Di sisi lain, sport climbing malah tidak dipertandingkan sama sekali. Alhasil dari dua cabor ini saja Indonesia sudah kehilangan banyak emas. Belum lagi dari beberapa cabor andalan lain yang nomor pertandingannya menyusut. Masih ditambah beberapa atlet elite yang tidak diturunkan ke SEA Games karena fokus ke Olimpiade 2020 seperti contohnya Lalu Muhammad Zohri.
Okelah di sisi lain ada beberapa atlet yang gagal meraih emas di Asian Games, namun berpeluang menggantinya dengan emas di SEA Games karena persaingannya mengecil dari lingkup Asia ke Asia Tenggara. Inilah yang sudah dihitung oleh pemerintah bekerja sama dengan induk cabor sehingga hanya menetapkan target 45 emas.
Saya memperkirakan negara empat besar pengisi klasemen akhir medali SEA Games 2019 tak banyak berubah. Malaysia sebagai juara umum tahun lalu bersama Thailand dan Vietnam masih cukup tangguh. Tuan rumah siap menyodok dengan sejumlah cabor andalannya. Dua tahun lalu Filipina meraih 24 emas terpaut hampir separuh dari perolehan 57 emas milik Singapura di posisi. Jadi, bila bertahan di posisi lima saja sebenarnya sudah cukup baik bagi kita.

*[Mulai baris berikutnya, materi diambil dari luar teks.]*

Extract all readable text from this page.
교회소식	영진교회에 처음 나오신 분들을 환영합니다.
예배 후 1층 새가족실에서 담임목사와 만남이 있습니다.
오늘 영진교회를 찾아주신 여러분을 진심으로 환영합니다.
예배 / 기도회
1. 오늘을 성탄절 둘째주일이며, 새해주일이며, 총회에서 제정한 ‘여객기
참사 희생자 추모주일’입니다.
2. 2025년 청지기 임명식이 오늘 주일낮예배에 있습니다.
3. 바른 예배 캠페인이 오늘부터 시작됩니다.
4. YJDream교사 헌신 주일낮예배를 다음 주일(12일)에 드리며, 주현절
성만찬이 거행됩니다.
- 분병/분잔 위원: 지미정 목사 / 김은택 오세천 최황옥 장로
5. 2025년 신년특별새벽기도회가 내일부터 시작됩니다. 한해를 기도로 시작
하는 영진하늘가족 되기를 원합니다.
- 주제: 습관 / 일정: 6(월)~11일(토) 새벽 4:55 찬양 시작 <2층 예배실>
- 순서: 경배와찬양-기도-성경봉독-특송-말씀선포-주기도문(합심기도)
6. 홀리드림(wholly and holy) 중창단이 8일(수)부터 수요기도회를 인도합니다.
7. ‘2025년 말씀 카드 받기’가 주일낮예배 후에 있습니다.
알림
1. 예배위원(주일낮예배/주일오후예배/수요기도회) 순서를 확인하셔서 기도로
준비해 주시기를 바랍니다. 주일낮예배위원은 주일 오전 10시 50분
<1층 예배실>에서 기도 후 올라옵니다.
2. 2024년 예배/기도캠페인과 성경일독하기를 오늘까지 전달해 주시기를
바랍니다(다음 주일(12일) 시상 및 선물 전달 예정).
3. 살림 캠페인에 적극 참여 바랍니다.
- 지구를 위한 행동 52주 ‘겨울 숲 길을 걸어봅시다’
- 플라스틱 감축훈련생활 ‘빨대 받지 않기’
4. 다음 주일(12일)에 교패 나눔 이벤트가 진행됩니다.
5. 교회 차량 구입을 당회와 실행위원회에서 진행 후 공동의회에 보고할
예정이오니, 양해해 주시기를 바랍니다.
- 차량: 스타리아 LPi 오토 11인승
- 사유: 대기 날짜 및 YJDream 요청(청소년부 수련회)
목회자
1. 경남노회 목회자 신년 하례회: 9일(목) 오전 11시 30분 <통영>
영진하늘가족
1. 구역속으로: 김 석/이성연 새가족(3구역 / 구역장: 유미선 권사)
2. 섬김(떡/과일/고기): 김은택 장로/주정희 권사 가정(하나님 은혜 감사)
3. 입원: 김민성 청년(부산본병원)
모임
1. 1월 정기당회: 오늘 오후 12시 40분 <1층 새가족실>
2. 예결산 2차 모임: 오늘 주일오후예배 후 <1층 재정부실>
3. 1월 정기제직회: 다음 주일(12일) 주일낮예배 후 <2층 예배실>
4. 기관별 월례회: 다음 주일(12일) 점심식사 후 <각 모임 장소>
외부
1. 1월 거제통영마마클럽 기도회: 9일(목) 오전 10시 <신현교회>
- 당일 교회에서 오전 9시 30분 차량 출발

Tak usah mengerutkan dahi karena SEA Games benarlah pesta, sebagian pesta prestasi, sebagian lagi pesta tuan rumah untuk berjaya di rumah sendiri dengan penetapan cabor andalan mereka. Lebih baik kita menatap ajang lebih tinggi yang lebih terukur, yakni Olimpiade 2020. Tak usah berharap banyak akan peringkat tinggi di SEA Games 2019. Lebih baik mendoakan timnas sepak bola Indonesia berjaya merebut emas di Manila. Bagi kita orang Indonesia, emas cabor sepak bola rasanya jauh lebih nikmat daripada peringkat tinggi di SEA Games.